Fatigue, Bloodshed and Turmoil: Syrians Speak Through ArtIf images spark conversation, can a conversation spur action? Or more specifically, can a discussion about art and Syria’s economy prompt the more than 100 finance ministers attending the World Bank’s annual Spring Meetings in Washington to dig deeper into their pockets and give more humanitarian aid to Syria?
Though the Bank doesn’t deal directly with humanitarian crises—as an organization, it focuses on development—it has been supporting some of Syria’s neighbors, such as Jordan, to provide basic services like health and sanitation in areas hosting hundreds of thousands of Syrian refugees. It hopes to be able to do the same in Lebanon.
At the opening of an exhibition of Syrian paintings in the Bank’s Washington headquarters, the World Bank’s President Jim Yong Kim said the size of the United Nation’s appeal of US$6.5 billion for Syria, reflected the enormity of the crisis. So far, only about a third of the UN’s appeal for US$6.5 billion has been met with promises of aid, less than a fifth of that in the equivalent of cash up front.
Viewing the paintings, said President Kim, had made him think of his mother’s own experiences as a refugee from the Korean war. Kim said he had been forging closer links with the UN to bring more attention to Syria. Both Lebanon and Jordan had opened their schools to Syrian children, he said, referring to the consequences anywhere of a whole generation growing up without education.

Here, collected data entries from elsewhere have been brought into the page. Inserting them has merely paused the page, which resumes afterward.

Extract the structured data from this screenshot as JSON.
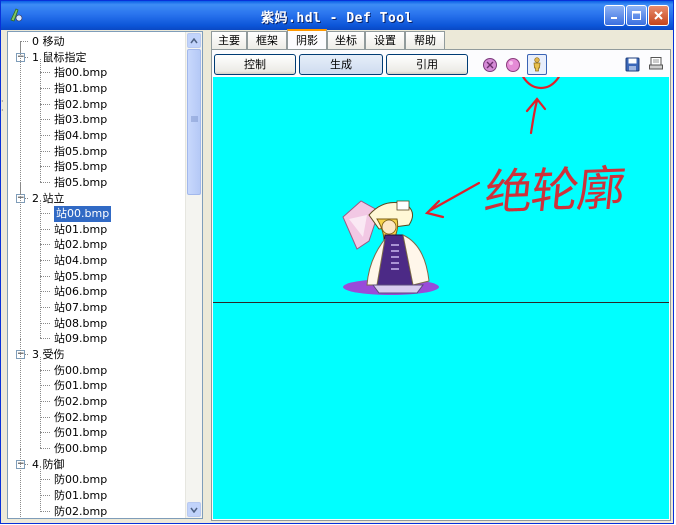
{
  "window": {
    "title": "紫妈.hdl - Def Tool",
    "buttons": [
      "minimize-button",
      "maximize-button",
      "close-button"
    ]
  },
  "tree": {
    "groups": [
      {
        "label": "0 移动",
        "expanded": false,
        "items": []
      },
      {
        "label": "1 鼠标指定",
        "expanded": true,
        "items": [
          "指00.bmp",
          "指01.bmp",
          "指02.bmp",
          "指03.bmp",
          "指04.bmp",
          "指05.bmp",
          "指05.bmp",
          "指05.bmp"
        ]
      },
      {
        "label": "2 站立",
        "expanded": true,
        "items": [
          "站00.bmp",
          "站01.bmp",
          "站02.bmp",
          "站04.bmp",
          "站05.bmp",
          "站06.bmp",
          "站07.bmp",
          "站08.bmp",
          "站09.bmp"
        ]
      },
      {
        "label": "3 受伤",
        "expanded": true,
        "items": [
          "伤00.bmp",
          "伤01.bmp",
          "伤02.bmp",
          "伤02.bmp",
          "伤01.bmp",
          "伤00.bmp"
        ]
      },
      {
        "label": "4 防御",
        "expanded": true,
        "items": [
          "防00.bmp",
          "防01.bmp",
          "防02.bmp"
        ]
      }
    ],
    "selected_item": "站00.bmp"
  },
  "tabs": [
    {
      "label": "主要",
      "active": false
    },
    {
      "label": "框架",
      "active": false
    },
    {
      "label": "阴影",
      "active": true
    },
    {
      "label": "坐标",
      "active": false
    },
    {
      "label": "设置",
      "active": false
    },
    {
      "label": "帮助",
      "active": false
    }
  ],
  "toolbar": {
    "control_label": "控制",
    "generate_label": "生成",
    "reference_label": "引用"
  },
  "annotation": {
    "text": "绝轮廓"
  },
  "colors": {
    "canvas": "#00ffff",
    "annotation": "#e0202a",
    "selection": "#316ac5"
  }
}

By bringing the art to Washington, Inger Andersen, the Bank’s regional Vice-President for the Middle East and North Africa, hopes to stimulate debate on the impact of the Syrian crisis of people in the region as a whole. The Bank held a live event with a panel discussion to open the exhibition.
The United Nations estimates that 9.3 million people in Syria need humanitarian aid. They include Palestinian refugees trapped in Syria by the fighting. The UN says around 6.5 million Syrians are displaced inside Syria. Another 2.5 million Syrians have left, mostly to neighboring countries.
Amid the gloomy statistics, though, are more surprising facts: While half the workforce is unemployed inside Syria, says writer Jihad Yazigi, Syrians became the largest number of investors in Turkey last year. As casual laborers, they also play a big role in the construction industry in Lebanon.
Politically, Yazigi said Syria was moving from “a centralized dictatorship to decentralized democracy.” Economically, he said the country had “a war economy” with many people profiting from it, including armed groups extracting oil from oilfields that now lie outside the government’s control.
Before the conflict worsened in 2011, Syria was net exporter of oil. Now it holds the distinction of being at the center of a crisis that has prompted the UN to launch one of its largest ever appeals for humanitarian assistance.
Whether the UN’s appeal will benefit from decisions made by finance ministers meeting in Washington is, as yet, unclear. But part of the conversation could be directed toward helping the many Syrians who could, according to Yazigi, cope better if they did not have to worry so much about opening bank accounts in countries outside Syria.